April Simpson may have stayed in her hometown of New York City for college, but the work she’s done here has transcended the boundaries of the Big Apple.
As president of the Caribbean Students Association, Simpson founded the service program There is Hope to address the needs of children in the Caribbean through education.
“I put my life into it,” Simpson said of her work with CSA.
Last spring, under Simpson’s leadership, CSA members traveled to Jamaica, where they explored Jamaica’s culture and developmental challenges.

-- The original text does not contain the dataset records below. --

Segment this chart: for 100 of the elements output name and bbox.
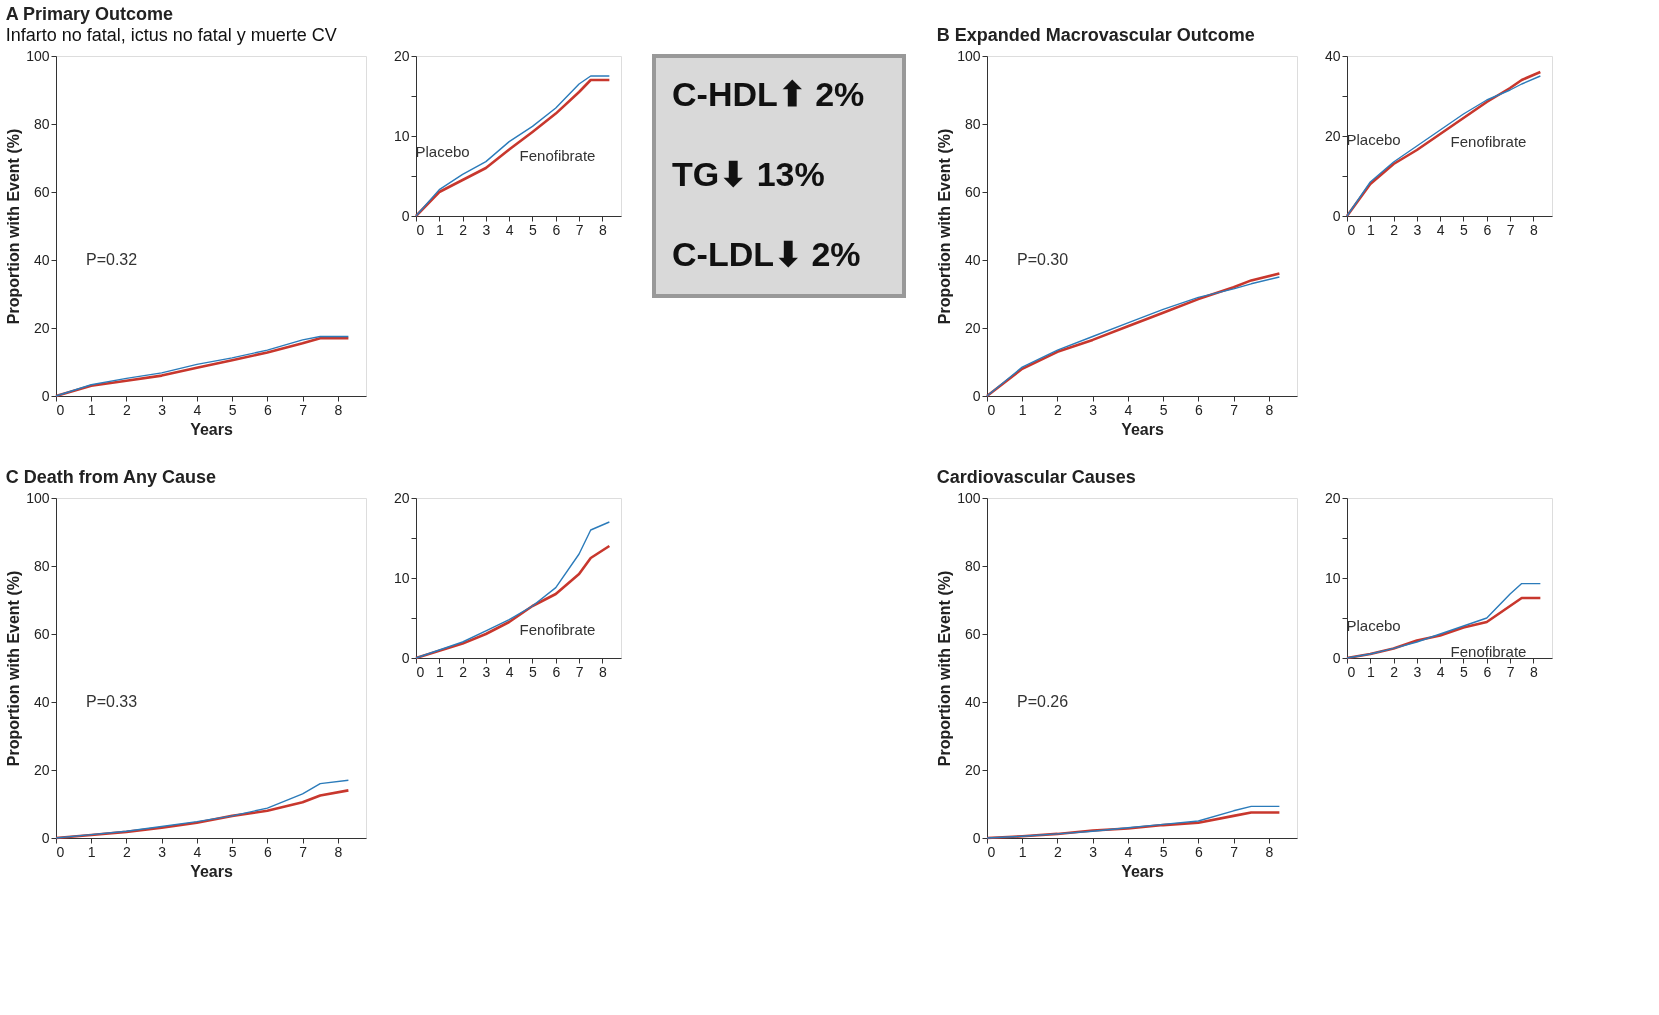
chart-title: A Primary Outcome (5, 4, 174, 24)
y-tick-label: 20 (964, 761, 981, 778)
annotation: P=0.26 (1017, 693, 1069, 710)
x-tick-label: 2 (1054, 843, 1063, 860)
x-tick-label: 7 (1230, 843, 1239, 860)
chart-title: Cardiovascular Causes (936, 467, 1136, 487)
x-tick-label: 2 (123, 843, 132, 860)
y-tick-label: 60 (964, 625, 981, 642)
x-tick-label: 3 (1089, 401, 1098, 418)
x-tick-label: 3 (1413, 663, 1422, 680)
x-tick-label: 6 (552, 221, 561, 238)
x-tick-label: 5 (228, 843, 237, 860)
x-tick-label: 2 (1054, 401, 1063, 418)
series-label: Fenofibrate (519, 147, 596, 164)
x-tick-label: 1 (435, 663, 444, 680)
annotation: P=0.33 (86, 693, 138, 710)
y-tick-label: 40 (33, 693, 50, 710)
x-tick-label: 5 (1159, 401, 1168, 418)
x-tick-label: 8 (1529, 221, 1538, 238)
x-tick-label: 0 (416, 663, 425, 680)
y-axis-title: Proportion with Event (%) (936, 570, 954, 767)
x-tick-label: 8 (1265, 843, 1274, 860)
x-tick-label: 3 (482, 221, 491, 238)
y-tick-label: 100 (26, 489, 50, 506)
y-tick-label: 0 (1332, 207, 1341, 224)
y-tick-label: 0 (1332, 649, 1341, 666)
y-tick-label: 0 (972, 829, 981, 846)
x-tick-label: 6 (263, 843, 272, 860)
x-tick-label: 0 (56, 401, 65, 418)
y-tick-label: 100 (957, 47, 981, 64)
series-label: Placebo (1346, 131, 1401, 148)
x-tick-label: 1 (87, 843, 96, 860)
x-tick-label: 0 (1347, 663, 1356, 680)
y-tick-label: 80 (33, 115, 50, 132)
x-tick-label: 7 (299, 401, 308, 418)
x-tick-label: 0 (1347, 221, 1356, 238)
y-tick-label: 40 (1324, 47, 1341, 64)
x-tick-label: 5 (529, 221, 538, 238)
y-axis-title: Proportion with Event (%) (5, 570, 23, 767)
x-tick-label: 7 (1230, 401, 1239, 418)
y-tick-label: 0 (972, 387, 981, 404)
y-tick-label: 20 (1324, 489, 1341, 506)
y-tick-label: 0 (41, 829, 50, 846)
x-axis-title: Years (190, 862, 233, 880)
x-tick-label: 4 (1124, 401, 1133, 418)
x-tick-label: 1 (1366, 221, 1375, 238)
x-tick-label: 7 (575, 663, 584, 680)
y-axis-title: Proportion with Event (%) (5, 128, 23, 325)
x-tick-label: 6 (263, 401, 272, 418)
x-tick-label: 1 (1018, 401, 1027, 418)
x-tick-label: 8 (598, 221, 607, 238)
y-tick-label: 60 (33, 625, 50, 642)
text: C-LDL⬇ 2% (672, 235, 861, 273)
series-label: Placebo (415, 143, 470, 161)
x-tick-label: 2 (1390, 221, 1399, 238)
x-tick-label: 4 (505, 221, 514, 238)
series-label: Fenofibrate (519, 621, 596, 638)
x-tick-label: 1 (1366, 663, 1375, 680)
y-tick-label: 10 (393, 127, 410, 144)
chart-title: C Death from Any Cause (5, 467, 217, 487)
x-tick-label: 4 (505, 663, 514, 680)
chart-title: B Expanded Macrovascular Outcome (936, 25, 1255, 45)
x-tick-label: 5 (228, 401, 237, 418)
y-tick-label: 80 (33, 557, 50, 574)
x-tick-label: 4 (1124, 843, 1133, 860)
x-tick-label: 3 (158, 843, 167, 860)
series-label: Fenofibrate (1450, 642, 1527, 660)
x-tick-label: 8 (1265, 401, 1274, 418)
y-tick-label: 20 (393, 47, 410, 64)
x-tick-label: 8 (334, 843, 343, 860)
x-tick-label: 4 (193, 401, 202, 418)
x-tick-label: 3 (1089, 843, 1098, 860)
y-tick-label: 0 (401, 649, 410, 666)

CSA brought the students they were working with to the University of the West Indies.
“I learned so much about Caribbean people, how to organize, and how to develop an organization,” Simpson said. “The service trip was an ideological feat for us, because we focused on the idea that you don’t have to leave the Caribbean to make it a better place.”
Simpson also stepped out of Columbia’s boundaries when she got involved with the Jamaica Diaspora group, which focuses on strengthening ties between Jamaicans overseas and those living in Jamaica.
She serves as a board member and ended up making some of her best friends through her involvement with the group. “I was in constant communication with government officials and people from Jamaica,” Simpson said of her experience on the board.
“I’m even going to the consulate tomorrow night,” she added, clearly excited.
In addition to her work with CSA and the Jamaican Diaspora Group, Simpson was also a producer of for the Black Heritage Month fashion show and cultural showcase. She also ran for Columbia College Student Council with the ReNew CU party in 2010.
For her, the work was a way to help others and learn about herself at the same time.
“You have to focus as much on oneself as you do developing what’s on the outside. I feel that people come to Columbia and give themselves to everything around them. I recommend that people grab things around them—you only have four years.”
After graduation, Simpson said she plans to be a “nomad.” But while the word may not have positive connotations for some seniors, it’s exactly what she wants.
“I’m really trying to be a nomad. I want to do the work that I really want to do. So right now, I’m working on developing my own thing,” Simpson said.
But before she gets there, she will graduate with someone very close to home—her mother. Simpson’s mother will graduate from Teachers College at the same time that Simpson receives her degree in anthropology.
“Graduation is definitely going to be very special for me,” Simpson said. She paused.
“My mother had me when she was really young, so it means a lot for me to see her getting her master’s.”